Trump critica ex-diretor de contraterrorismo após renúncia por discordância sobre guerra com o Irã
Da Redação
O presidente dos Estados Unidos, Donald Trump, criticou o ex-diretor do Centro de Contraterrorismo, Joseph Kent, após a renúncia do militar nesta terça-feira (17).

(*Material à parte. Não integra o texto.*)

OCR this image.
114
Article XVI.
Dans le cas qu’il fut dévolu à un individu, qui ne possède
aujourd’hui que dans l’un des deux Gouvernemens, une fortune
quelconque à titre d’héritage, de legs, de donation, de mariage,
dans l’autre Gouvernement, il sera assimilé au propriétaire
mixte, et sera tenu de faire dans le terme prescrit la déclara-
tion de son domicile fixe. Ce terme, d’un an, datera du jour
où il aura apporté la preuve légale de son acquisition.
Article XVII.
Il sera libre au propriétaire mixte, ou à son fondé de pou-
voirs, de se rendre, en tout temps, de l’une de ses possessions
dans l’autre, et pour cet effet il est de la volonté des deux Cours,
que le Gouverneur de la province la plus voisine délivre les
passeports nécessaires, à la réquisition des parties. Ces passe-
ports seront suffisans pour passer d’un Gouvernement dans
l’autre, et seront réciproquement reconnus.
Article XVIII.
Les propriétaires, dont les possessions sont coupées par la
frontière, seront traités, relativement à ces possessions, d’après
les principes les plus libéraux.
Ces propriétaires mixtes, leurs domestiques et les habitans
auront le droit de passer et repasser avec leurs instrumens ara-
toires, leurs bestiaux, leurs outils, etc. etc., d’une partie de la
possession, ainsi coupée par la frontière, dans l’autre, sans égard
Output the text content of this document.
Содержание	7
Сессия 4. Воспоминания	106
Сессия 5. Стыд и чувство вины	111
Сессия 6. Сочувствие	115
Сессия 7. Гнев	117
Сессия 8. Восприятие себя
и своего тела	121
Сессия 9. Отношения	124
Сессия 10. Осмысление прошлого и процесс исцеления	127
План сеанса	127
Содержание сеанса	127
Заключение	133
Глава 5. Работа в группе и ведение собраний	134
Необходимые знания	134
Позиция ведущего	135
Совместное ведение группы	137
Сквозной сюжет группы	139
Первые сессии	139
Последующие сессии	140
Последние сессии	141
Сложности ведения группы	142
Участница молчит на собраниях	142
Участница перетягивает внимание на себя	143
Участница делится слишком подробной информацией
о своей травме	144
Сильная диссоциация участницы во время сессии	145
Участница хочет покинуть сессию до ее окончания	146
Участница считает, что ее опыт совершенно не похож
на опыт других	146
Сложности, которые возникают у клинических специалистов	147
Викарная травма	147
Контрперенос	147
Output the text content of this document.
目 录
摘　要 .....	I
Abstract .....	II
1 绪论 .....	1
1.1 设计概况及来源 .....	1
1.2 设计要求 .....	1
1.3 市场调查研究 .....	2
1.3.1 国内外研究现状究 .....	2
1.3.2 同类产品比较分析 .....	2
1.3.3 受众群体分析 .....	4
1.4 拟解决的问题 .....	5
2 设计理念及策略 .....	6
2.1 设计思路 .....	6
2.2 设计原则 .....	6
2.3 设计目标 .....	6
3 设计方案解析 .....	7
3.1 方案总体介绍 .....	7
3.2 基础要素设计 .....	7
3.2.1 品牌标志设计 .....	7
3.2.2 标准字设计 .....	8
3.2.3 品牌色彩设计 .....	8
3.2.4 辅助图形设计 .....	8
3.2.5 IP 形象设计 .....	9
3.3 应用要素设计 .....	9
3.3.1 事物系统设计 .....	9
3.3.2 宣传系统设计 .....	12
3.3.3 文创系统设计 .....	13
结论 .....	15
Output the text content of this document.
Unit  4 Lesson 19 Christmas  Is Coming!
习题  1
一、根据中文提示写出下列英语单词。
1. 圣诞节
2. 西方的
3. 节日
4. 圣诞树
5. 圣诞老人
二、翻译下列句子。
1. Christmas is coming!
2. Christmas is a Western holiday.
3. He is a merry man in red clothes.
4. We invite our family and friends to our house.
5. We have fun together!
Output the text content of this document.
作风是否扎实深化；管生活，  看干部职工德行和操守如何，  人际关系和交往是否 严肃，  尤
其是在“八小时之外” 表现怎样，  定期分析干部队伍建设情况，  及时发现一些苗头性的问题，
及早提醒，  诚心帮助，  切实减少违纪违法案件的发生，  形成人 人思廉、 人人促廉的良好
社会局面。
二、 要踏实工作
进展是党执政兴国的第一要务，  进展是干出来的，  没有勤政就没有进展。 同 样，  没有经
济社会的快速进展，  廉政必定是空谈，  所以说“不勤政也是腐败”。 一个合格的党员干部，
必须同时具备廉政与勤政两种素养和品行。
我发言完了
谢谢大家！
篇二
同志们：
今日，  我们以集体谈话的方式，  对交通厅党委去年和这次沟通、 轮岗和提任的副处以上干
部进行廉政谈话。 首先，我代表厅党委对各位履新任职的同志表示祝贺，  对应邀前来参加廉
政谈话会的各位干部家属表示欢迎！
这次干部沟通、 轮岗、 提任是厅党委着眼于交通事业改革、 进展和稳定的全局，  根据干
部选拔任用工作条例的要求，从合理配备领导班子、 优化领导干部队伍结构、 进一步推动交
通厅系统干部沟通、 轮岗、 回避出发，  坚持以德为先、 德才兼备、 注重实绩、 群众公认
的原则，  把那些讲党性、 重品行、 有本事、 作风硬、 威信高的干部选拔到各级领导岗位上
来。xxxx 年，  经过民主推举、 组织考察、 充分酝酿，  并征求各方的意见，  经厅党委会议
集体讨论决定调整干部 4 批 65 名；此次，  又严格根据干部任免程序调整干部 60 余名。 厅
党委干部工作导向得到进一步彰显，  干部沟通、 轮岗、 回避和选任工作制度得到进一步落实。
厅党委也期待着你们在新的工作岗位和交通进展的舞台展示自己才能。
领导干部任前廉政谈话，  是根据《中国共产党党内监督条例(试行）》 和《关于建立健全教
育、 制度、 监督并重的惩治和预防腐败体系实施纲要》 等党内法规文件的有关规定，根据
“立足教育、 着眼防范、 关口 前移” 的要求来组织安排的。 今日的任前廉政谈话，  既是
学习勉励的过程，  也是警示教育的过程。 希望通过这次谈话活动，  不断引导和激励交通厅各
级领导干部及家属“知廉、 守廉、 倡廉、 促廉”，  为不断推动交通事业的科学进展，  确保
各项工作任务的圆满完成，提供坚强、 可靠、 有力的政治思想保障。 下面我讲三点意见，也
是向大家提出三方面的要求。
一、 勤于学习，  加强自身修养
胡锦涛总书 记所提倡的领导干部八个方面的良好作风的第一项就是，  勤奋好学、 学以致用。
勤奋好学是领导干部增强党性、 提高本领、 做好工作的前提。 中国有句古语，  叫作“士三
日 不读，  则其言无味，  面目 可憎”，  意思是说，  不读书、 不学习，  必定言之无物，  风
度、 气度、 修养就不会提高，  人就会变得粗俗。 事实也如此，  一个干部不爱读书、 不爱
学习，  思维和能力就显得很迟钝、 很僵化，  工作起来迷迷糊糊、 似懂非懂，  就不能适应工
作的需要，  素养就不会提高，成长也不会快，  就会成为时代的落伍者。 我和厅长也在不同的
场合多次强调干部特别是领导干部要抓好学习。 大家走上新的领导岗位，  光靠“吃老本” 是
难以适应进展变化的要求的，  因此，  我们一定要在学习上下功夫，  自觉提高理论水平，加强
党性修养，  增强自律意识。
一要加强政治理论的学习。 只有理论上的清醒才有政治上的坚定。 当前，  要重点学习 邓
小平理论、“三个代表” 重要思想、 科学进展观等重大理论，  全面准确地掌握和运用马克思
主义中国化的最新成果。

Segundo Trump, Kent era “fraco em segurança” e sua saída do cargo foi positiva para o governo.
Ao comentar o caso, o presidente afirmou que o ex-diretor não apresentava firmeza diante de ameaças externas. “Eu sempre achei que ele fosse um cara legal, mas sempre achei que ele era fraco em segurança”, disse, ao mencionar declarações de Kent de que o Irã não representava uma ameaça iminente aos Estados Unidos.
A Casa Branca também contestou o conteúdo da carta de renúncia. A secretária de imprensa Karoline Leavitt afirmou que o ex-diretor fez “muitas afirmações falsas”, especialmente ao minimizar o risco representado pelo Irã. Segundo ela, Trump tinha “evidências fortes e convincentes” de uma possível ofensiva iraniana.
De acordo com a porta-voz, a decisão de mobilizar recursos militares foi baseada em informações obtidas por diversas fontes e contou com avaliação estratégica do governo. Ela acrescentou ainda que o Irã teve oportunidades de abandonar seu programa nuclear, mas não o fez.
A renúncia de Kent foi formalizada em carta publicada nas redes sociais. No documento, ele afirmou que não poderia apoiar a guerra em curso contra o Irã. “Não posso, em sã consciência, apoiar a guerra em curso no Irã”, escreveu.
Kent é o primeiro integrante do governo Trump a deixar o cargo em razão direta do conflito. Segundo ele, a decisão foi tomada após reflexão e motivada por divergências políticas. O ex-diretor afirmou que os Estados Unidos entraram na guerra sob pressão de Israel e reiterou que não via ameaça iminente por parte do Irã.
Veterano da guerra do Iraque e uma das principais autoridades em contraterrorismo no país, Kent também criticou o que classificou como uma “campanha de desinformação” para justificar o conflito. Ele ainda citou a morte da esposa, militar que atuou na Síria, ao explicar sua posição contrária ao envio de tropas.
Na carta, o ex-diretor fez um apelo ao presidente para rever a estratégia adotada no Oriente Médio. “A hora de agir com ousadia é agora. Você pode reverter o curso e traçar um novo caminho para nossa nação”, escreveu.
Kent atuava como um dos principais conselheiros da diretora de Inteligência Nacional, Tulsi Gabbard.